To evaluate this contrasting information, researchers measured prevalence of regional myocardial thinning, how often limited scarring occurs in patients with myocardial thinning, and whether the thinned region would see functional improvement following revascularization in patients with limited scarring. Participants included 201 patients with CAD who underwent delayed-enhancement coronary magnetic resonance.

The population consisted of mostly men (79%) with a mean 2.3 CAD risk factors and significant left ventricular dysfunction. Most patients had a history of MI (71%) and electrocardiographic Q waves (67%).

Regional thinning was defined as "the sector in which end-diastolic wall thickness was ≤5.5 mm on the end-diastolic cine frame for each short-axis slice" as seen under imaging.

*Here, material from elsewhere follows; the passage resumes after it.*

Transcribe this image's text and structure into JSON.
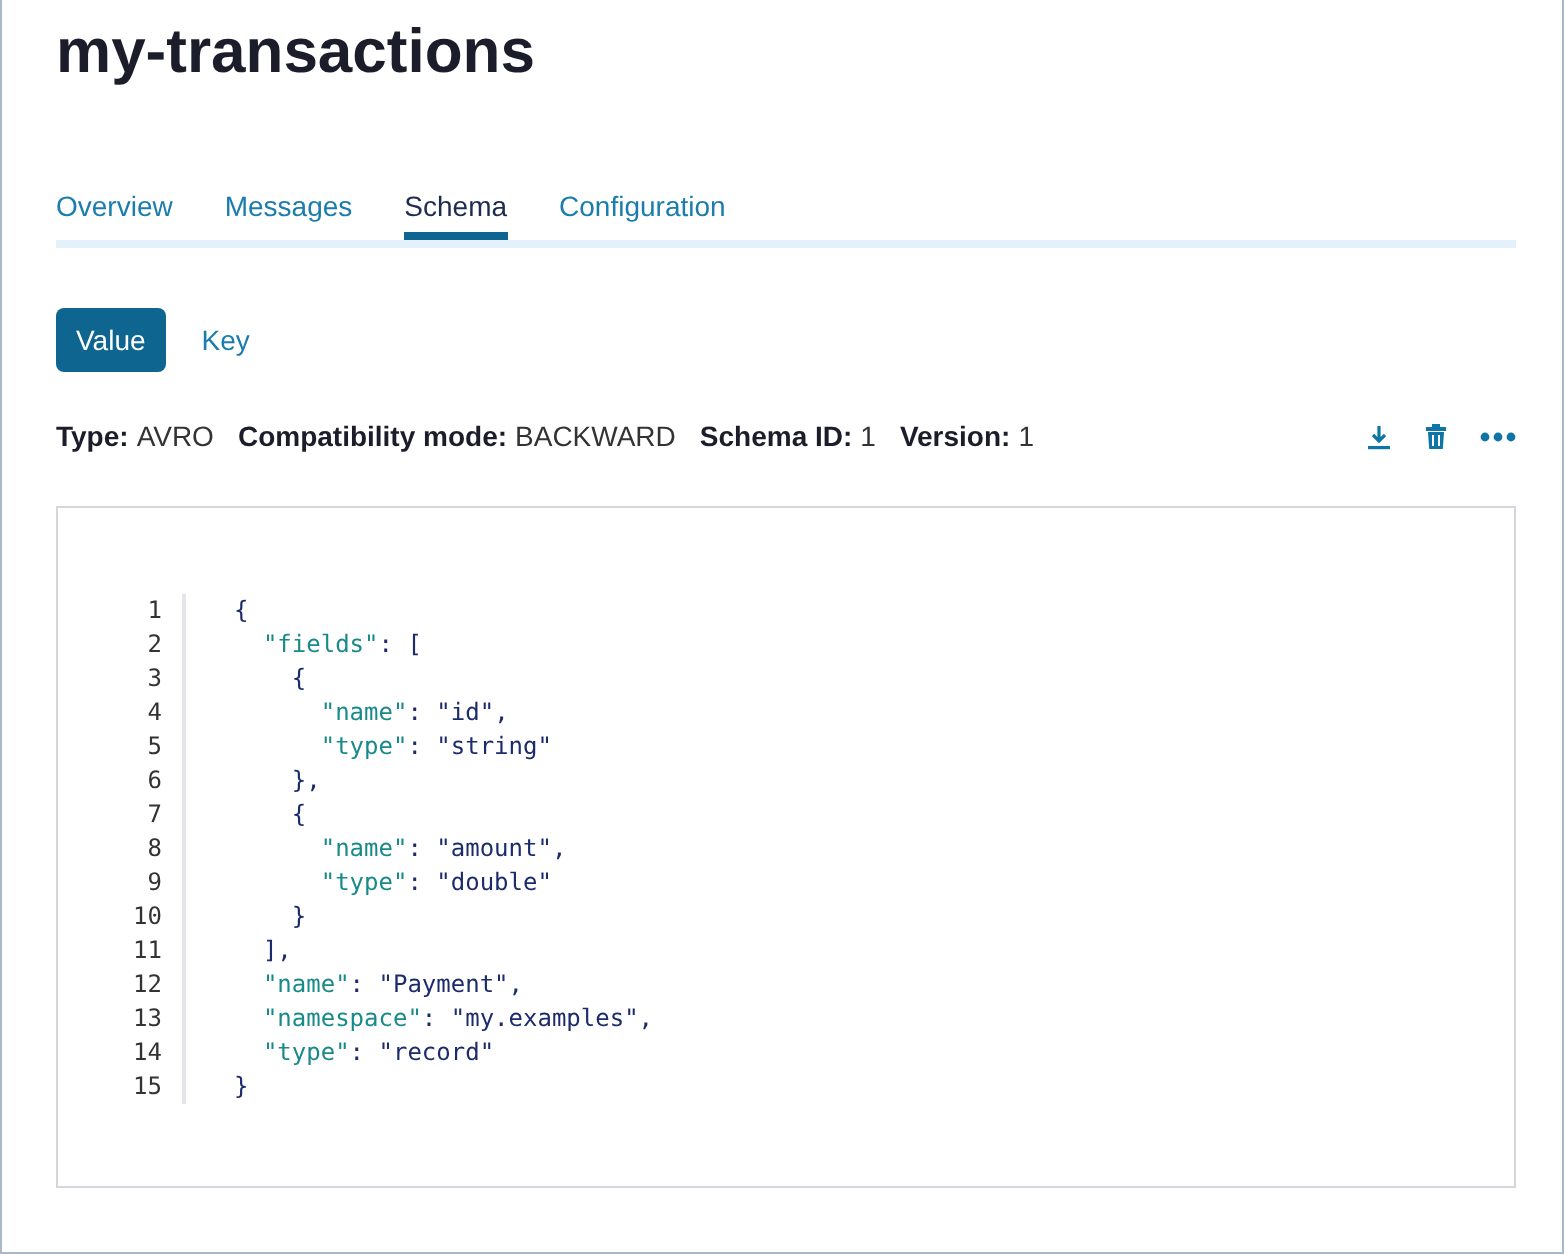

Limited scar burden was defined as scarring of 50% or less of a thinned region.

Regional functional improvement was measured in patients who underwent follow-up imaging after revascularization to measure end-diastolic and -systolic wall thickness.

Mean thinning encompassed 34% of total left ventricular surface area. Scarring among patients with thinning took up a mean 72% of the affected area. Roughly 20% of patients had a limited scar burden and patient characteristics between patients with limited and extensive scar burdens were similar, they wrote.

However, limited scar burden was significantly associated with Selvester score (OR 0.87, 95% CI 0.78 to 0.97, P=0.01), degree of coronary stenosis (OR 1.03, 95% CI 1.00 to 1.06, P=0.03), and end-diastolic wall thickness (OR 1.86, 95% CI 1.12 to 3.12, P=0.02).

Of the total population, 72 patients received revascularization, "which included the coronary artery supplying the thinned region." Of those, 42 received follow-up imaging. Between initial and follow-up imaging, no patient experienced a cardiac event over the mean 116 days.

Among revascularized patients, "only the group with limited scar burden demonstrated contractile improvement in the thinned region" at a mean 2.3 mm (P<0.001) in absolute systolic wall thickening.

An inverse and significant relationship between scar burden and improvement in left ventricular ejection fraction, and scarring and increase in end-diastolic wall thickness, was also seen (P<0.001 for both). End-diastolic wall thickness did not change significantly after revascularization in patients with extensive scarring.

"On a multivariable analysis, scar extent had the strongest association with regional contractile improvement (P<0.001), global contractile improvement (P<0.001), and reversal of thinning (P<0.001)," they noted.

They concluded that these improvements indicated that "myocardial thinning is potentially reversible and therefore should not be considered a permanent state," cautioning that "common clinical characteristics will not be useful in predicting whether thinned regions have limited scar tissue" due to similarities between extensive and low-burden scarring groups.

In an accompanying editorial, Deepak Gupta, MD, Raymond Y. Kwong, MD, and Marc A. Pfeffer, MD, PhD, all of Brigham and Women's Hospital in Boston, noted that the study showed that non-invasive imaging was useful in determining the extent of myocardial scarring, but also pointed out that the study was limited by a lack of clarity regarding whether thinned walls were akinetic. In addition, they said the study was limited by referral and selection bias.

The authors also said their study was limited by missing outcome data.